ARC Review: Three Coins by Kimberly Sullivan

  • Title: Three Coins
  • Author: Kimberly Sullivan
  • Publisher: Kimberly Sullivan
  • Release Date: 10/22/21
  • Genre: Romance
  • Age Range: Adult
  • Content Warnings: drug addiction, mentions of anorexia, divorce, use of date rape drugs
  • Rating: ★★
  • Publisher’s Summary: One Eternal City. Three women. Three wishes. Three coins. Emma, an American expat living in Rome for twenty years, can’t count on her ex-husband to help out with the kids when things get tough. Dario Rinaldi, famed plastic surgeon to the stars, is too busy gallivanting around Europe with young women to take an interest in his family. Beautiful Tiffany, born and bred in Iowa, is desperate to get a spot as a dancer on an Italian television show. But is she willing to do whatever it takes to make her dreams of TV stardom come true? Annarita, from an Italian-American family in Yonkers, teaches English to over-privileged Italians and regularly has her heart trampled by boyfriends all wrong for her. As her mother is always quick to point out, nothing has gone right for her since she moved to Italy. And she isn’t getting any younger, either. Emma, Tiffany and Annarita all meet up by chance at a 1950s movie night while on a restorative holiday at a beach resort off-season. The triumphs and hardships of these three very different women become intertwined as they form an unlikely friendship and work to better their messy lives.

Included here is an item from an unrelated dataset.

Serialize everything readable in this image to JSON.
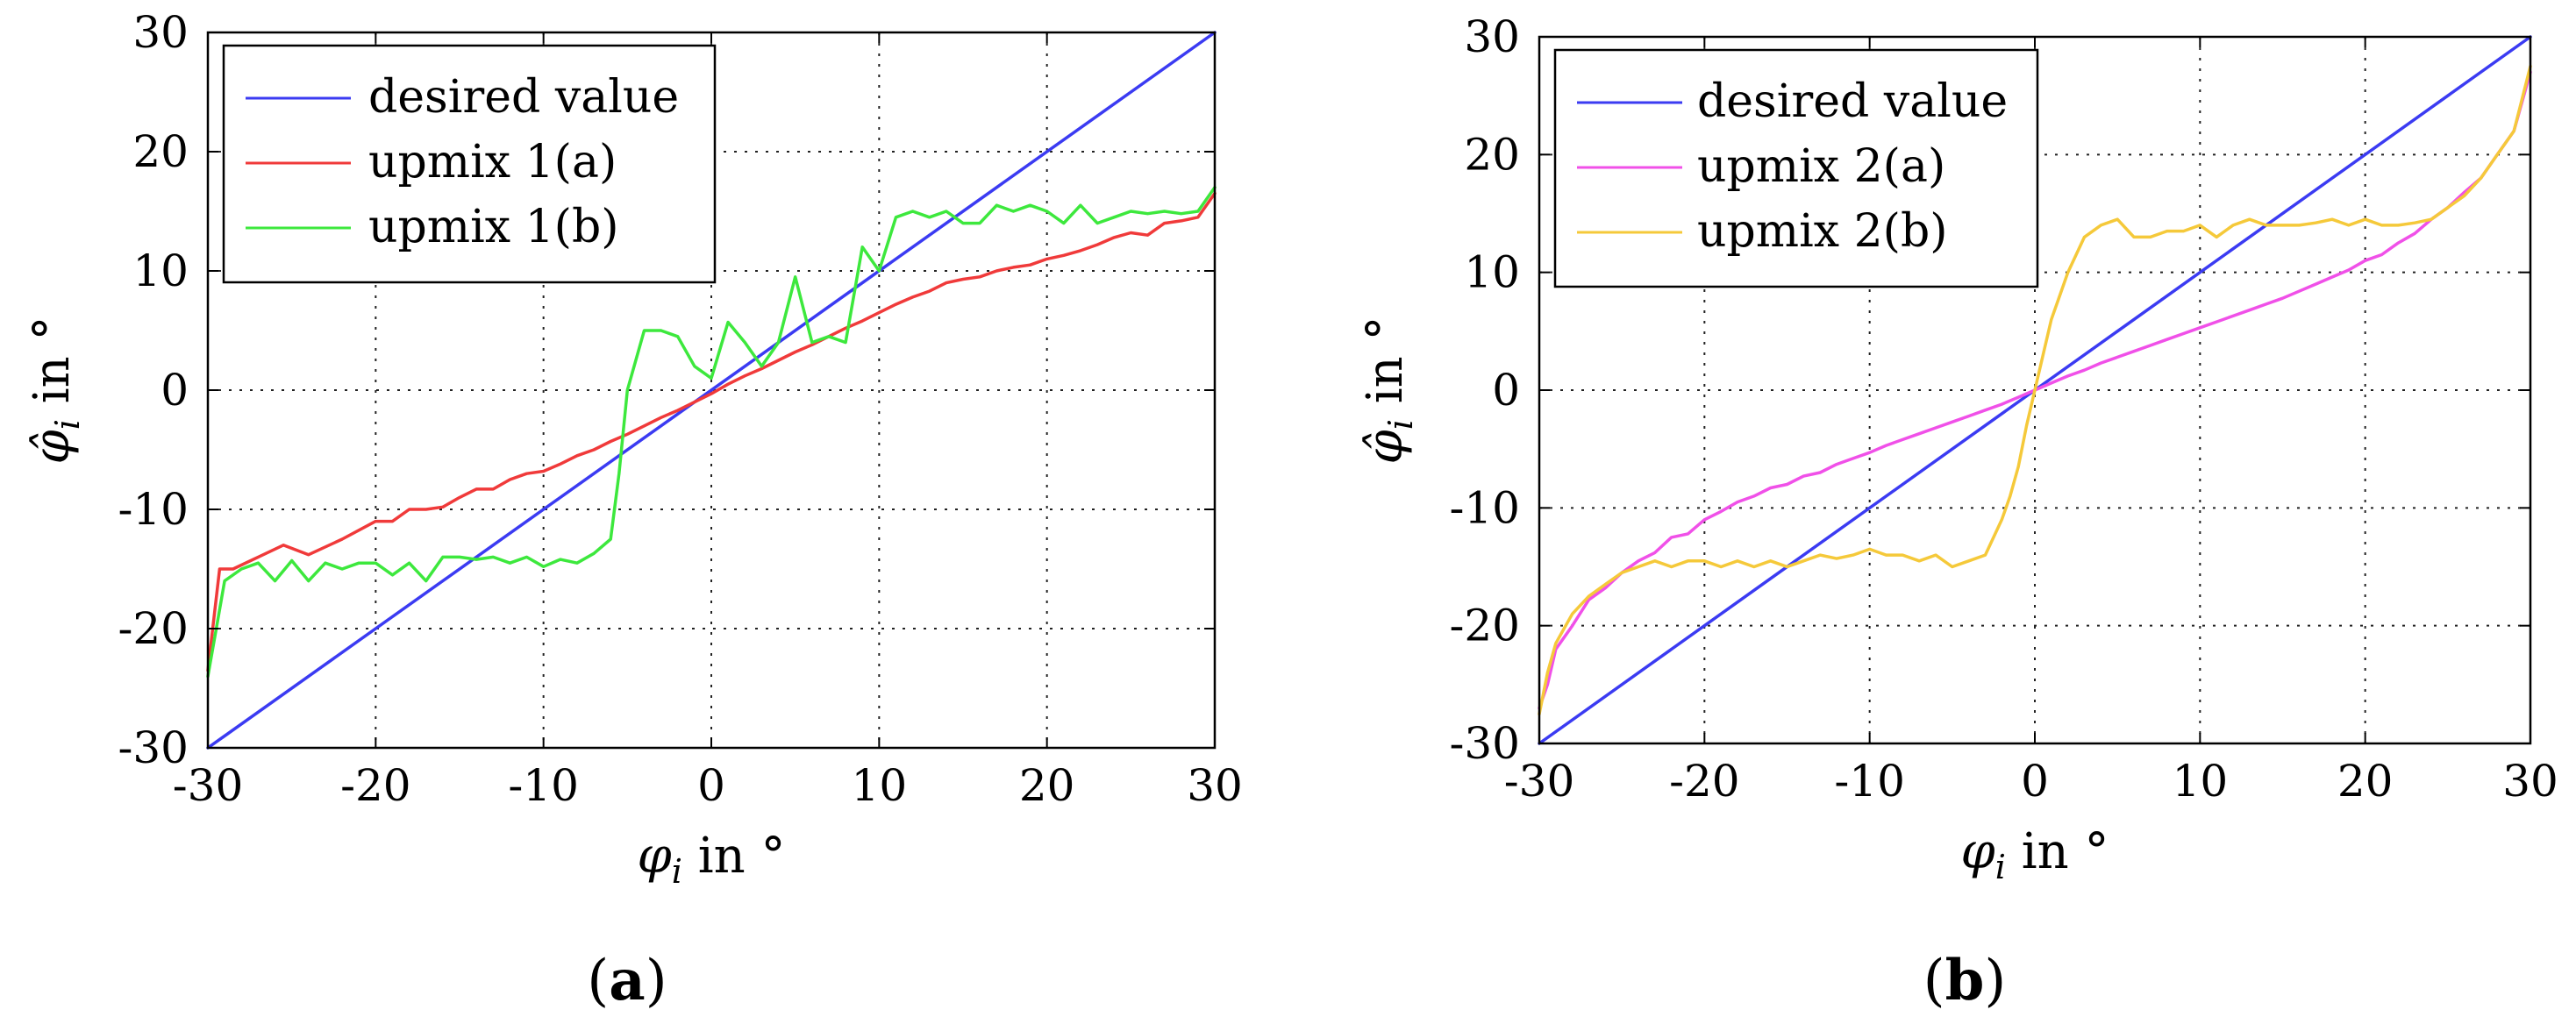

I have wanted to go to Rome for years. In fact, my husband and I had a trip to Rome planned for April 2020 that ended up not happening. Three Wishes felt like it could be a way for me to escape into that beautiful Italian city without leaving New York.

Three Coins certainly does not provide a portrait of Rome through rosy colored classes. The three women complain about crowds, traffic, bad apartments, and cost of living. Tiffany describes about the difficulty she has learning a new language. I appreciated that Sullivan didn’t shy away from the realities of being an American living in Rome, but I’ll have to leave the fun adventures to Audrey Hepburn in Roman Holiday.

I wanted to like Emma, Tiffany, and Annartita, but I had a hard time liking them. Annarita was particularly difficult for me to like. It really bothered me that she accused Tiffany of being anorexic at their first breakfast together. It is so important not to ever comment on anyone’s body or food choices. You never know how triggering that might be to someone. Annarita frequently comes across as whiny: complaining about her job, her apartment, etc. She is also frequently described as jealous of Tiffany and Emma.

“Annarita felt a twinge of envy. She never had that effect on the waitstaff.”

It often feels like Annarita is too busy being concerned about what Emma and Tiffany have to be focused on all of the good things going on for her.

Tiffany goes through a very clear character arc through the story. She starts off the story focused on doing whatever she can to get on TV, which leads to her being drugged by a producer at a party. I was glad to see Tiffany finding that she didn’t need to put herself in those positions in order to find happiness and fulfilment both personally and professionally. Similarly, I rooted for Emma as she found her way personally and professionally after her messy divorce.

Like the women in the film they watch together, Three Coins in a Fountain, all three women in Three Coins find romance. It was obvious immediately that Tiffany was going to end up with Simone, her charming neighbor, and that Emma was going to end up with her college friend, Mark. It is clear that these men see good in Emma and Tiffany that they can’t see in themselves, and they encourage Emma and Tiffany to learn and grow. In both relationships, the man’s ex catches him with his new woman, leading to a misunderstanding. It is immeditately obvious in both cases that the man didn’t want to be with the ex, and the misunderstandings read as a little clumsy and too similar in these two cases.

There is too much focus on appearance of all three women throughout this story. Annarita even says she found her eventual partner because he is the only person who told her that she was “too skinny.” Mark mentions how Emma still looks as young as she did in college. There are also frequent references to how beautiful Emma’s teenage daughter, Chiara is. So much so that a television producer drugs her at a party. It made me uncomfortable how focused on outer beauty these characters are as they have so much more to offer the world than just their looks.

I hope to be able to visit Italy soon, and I appreciated the chance to see it through the eyes of characters and an author who have lived there. If you have any other books set in Italy to recommend, please put them in the comments.